"Well, that's no great grief," Phil replied. "Nothing to get fussed up over."
"It was generally understood I was to begin next year. I'm being packed off as a punishment. It seems the family dignity is being compromised by my running rapids in a dugout with a girl."
"Well?" Phil waited patiently.
"Grove put a bug in the governor's ear," Rod dropped allusion for plain facts. "The governor wouldn't have thought of disciplining me. Grove's a damned snob. He has his gang here. He thinks I ought to spend my time entertaining them. He imagines it is a reflection on him that I prefer to play with Mary Thorn. Out of his own messy mind he takes it for granted—the governor would never of his own accord have suggested that I was—that I might—oh, damn! I don't like Grove's filthy insinuations, Phil. And I couldn't talk back to the governor. If it weren't for all these people here, I'd beat Grove up for his pains."
"You're hardly up to that yet," Phil smiled indulgently.
"Don't you fool yourself," Rod declared hotly. "I weigh a hundred and fifty-five stripped. I'm as hard as a rock—and he's mush. You know it, Philip. He's lapped up too much hard liquor, and dallied too much with that woman he keeps in the Bute Street flat to—to stand the gaff very long."
"Good Lord; nothing gets by you," Phil grunted. "How do you know these things?"
"I have eyes and ears," Rod answered. "And I'm not asleep when I'm in town. He had a little blonde in his harem last year. The latest, I understand, is a voluptuous brunette. He has more light loves than some people have servants. By jove, he's the last one that ought to hint to the pater that I need looking after."

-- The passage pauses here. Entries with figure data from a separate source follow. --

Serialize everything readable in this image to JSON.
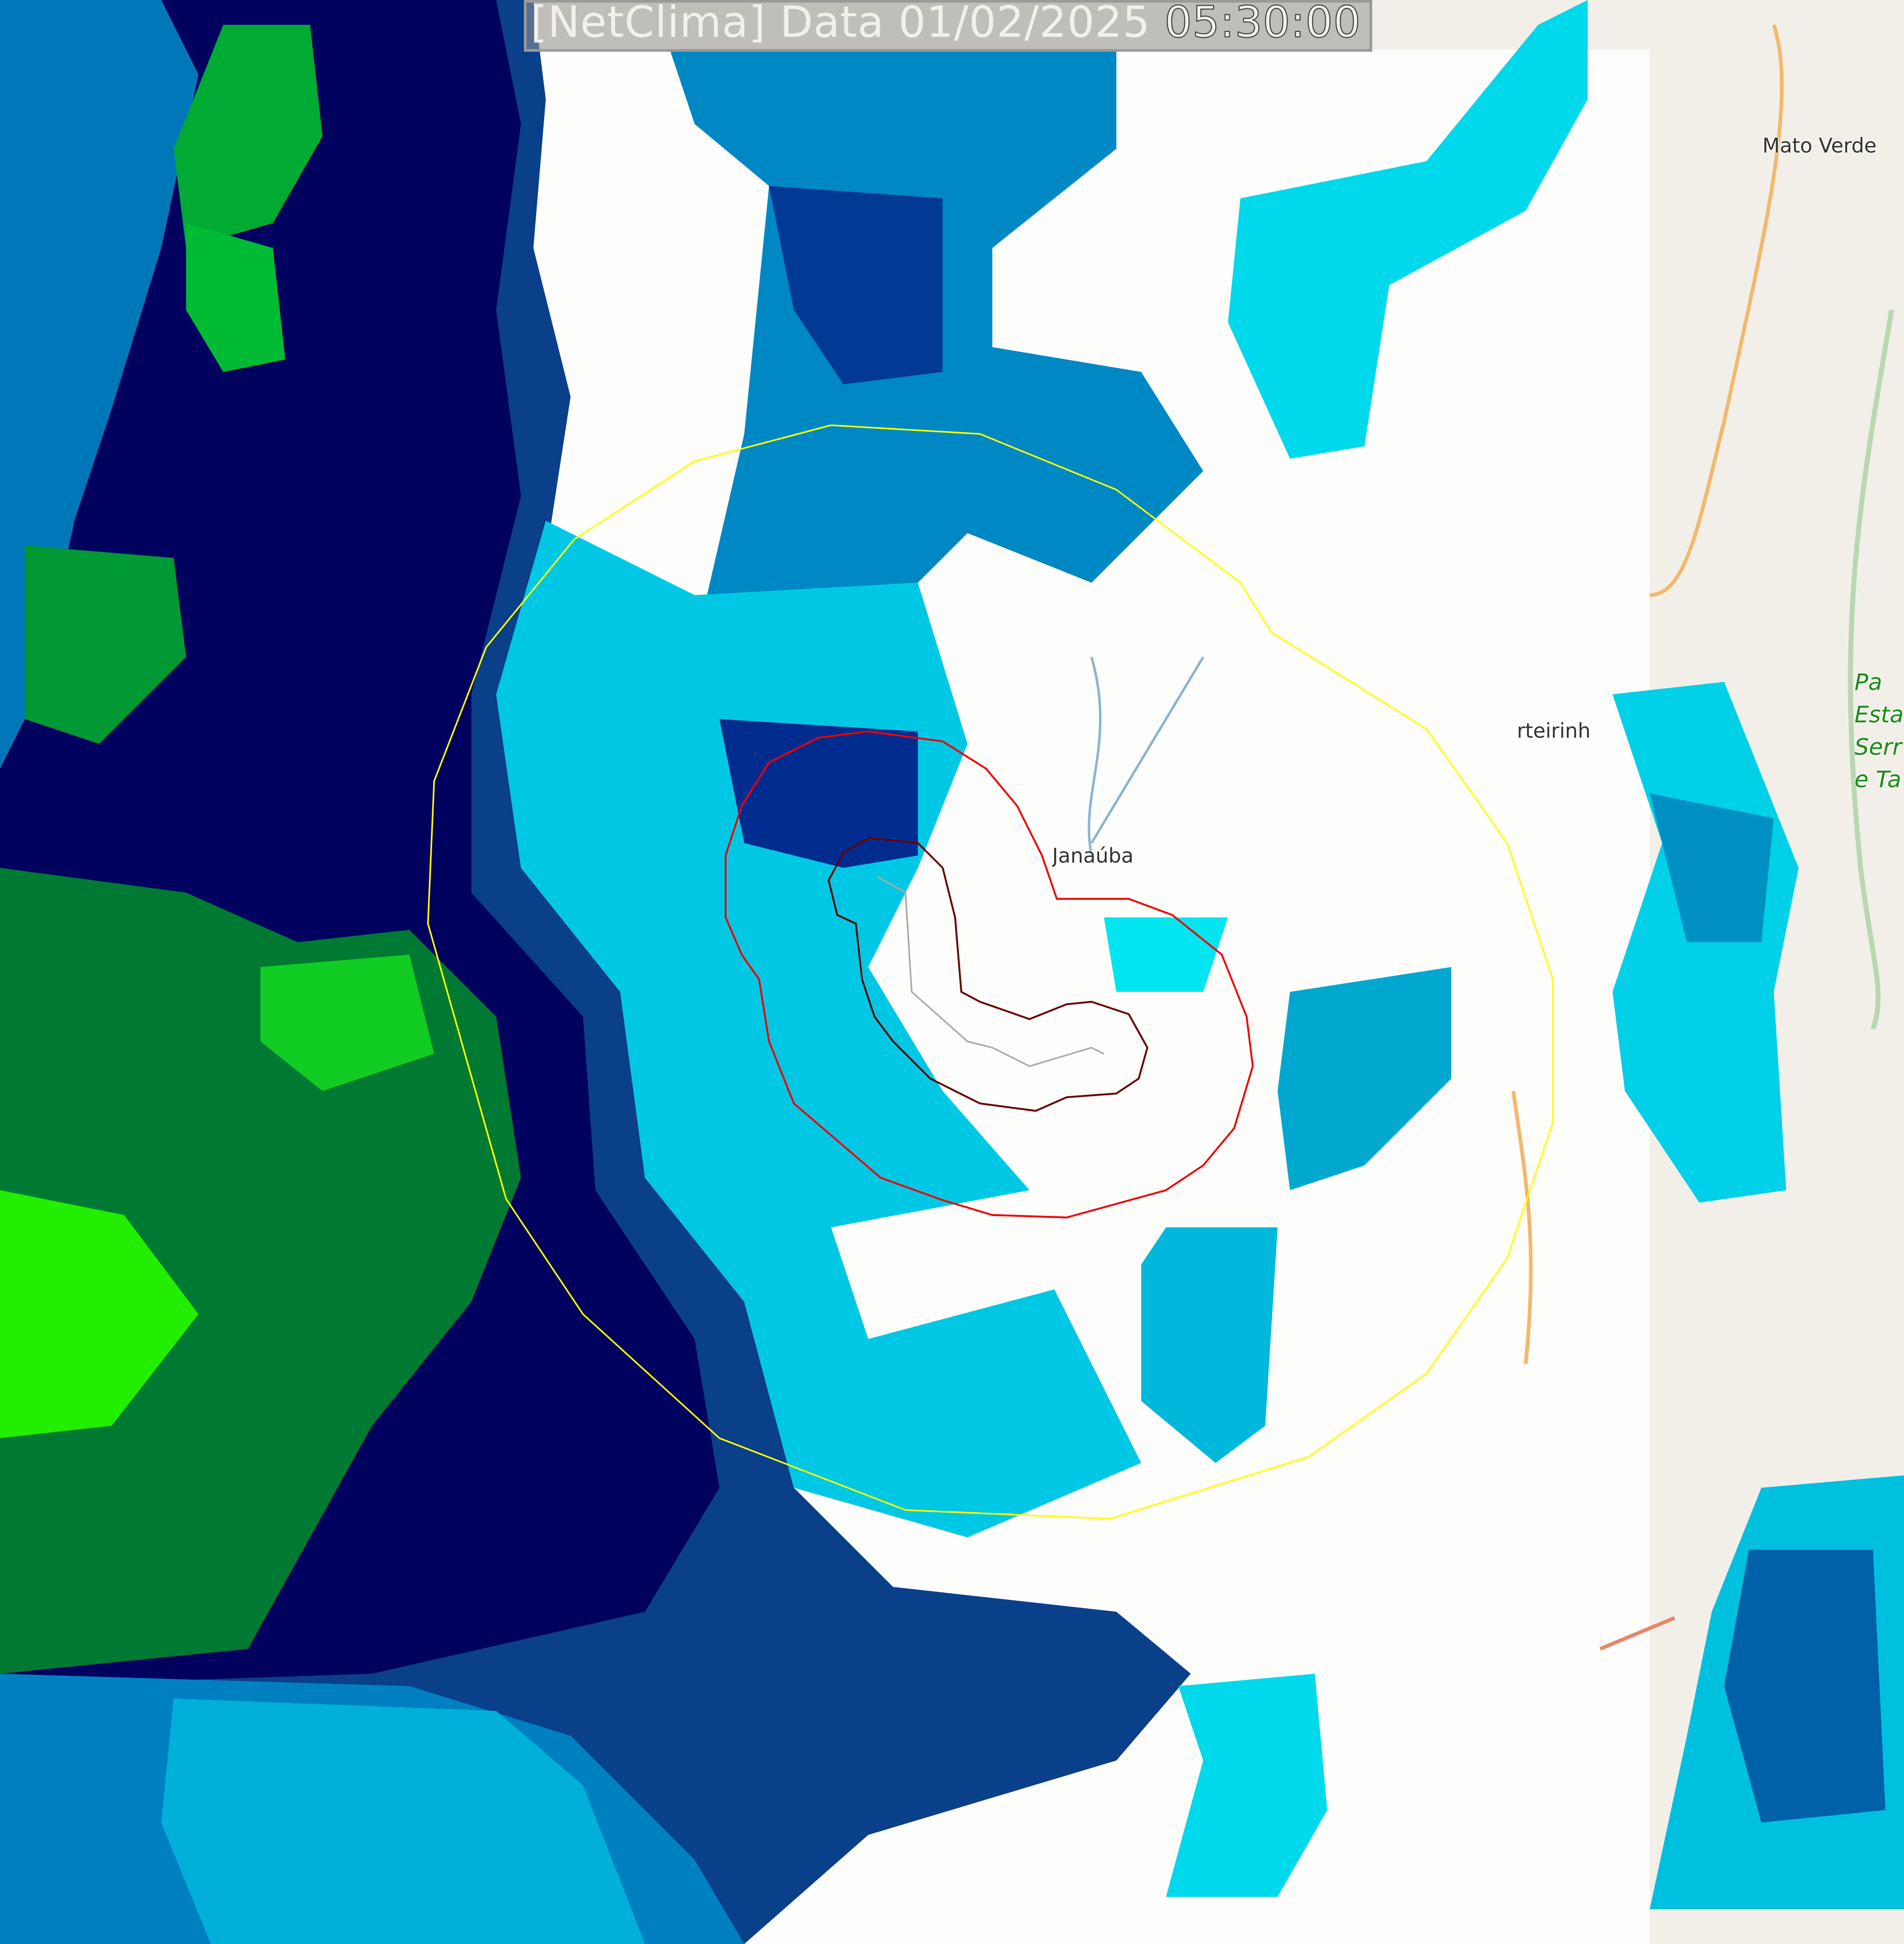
{
  "title": {
    "prefix": "[NetClima] Data 01/02/2025",
    "time": "05:30:00"
  },
  "places": [
    {
      "name": "Mato Verde"
    },
    {
      "name": "Janaúba"
    },
    {
      "name": "rteirinh"
    }
  ],
  "park_label": [
    "Pa",
    "Esta",
    "Serr",
    "e Ta"
  ],
  "colors": {
    "very_dark_blue": "#00005a",
    "dark_blue": "#002a80",
    "blue": "#0066aa",
    "mid_cyan": "#00aad0",
    "cyan": "#00e5f0",
    "bright_cyan": "#00ffff",
    "dark_green": "#006633",
    "green": "#00aa33",
    "bright_green": "#22ff00",
    "range_ring_outer": "#ffff00",
    "range_ring_inner": "#ee0000",
    "contour_inner": "#660000"
  }
}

"Maybe it was old Spence," Phil observed thoughtfully. "The three of them were confabbing when the governor asked me to find you. Old Spence is rather strait-laced, and you're his especial charge, you know."
"No, Spence is only an echo," Rod said scornfully, "An echo of other men's thoughts, books, history, languages. Old Spence is decent, and he considers me so. Besides, he wouldn't talk himself out of a job any sooner than he had to. There are no more Norquay children for him to cram with predigested mental fodder."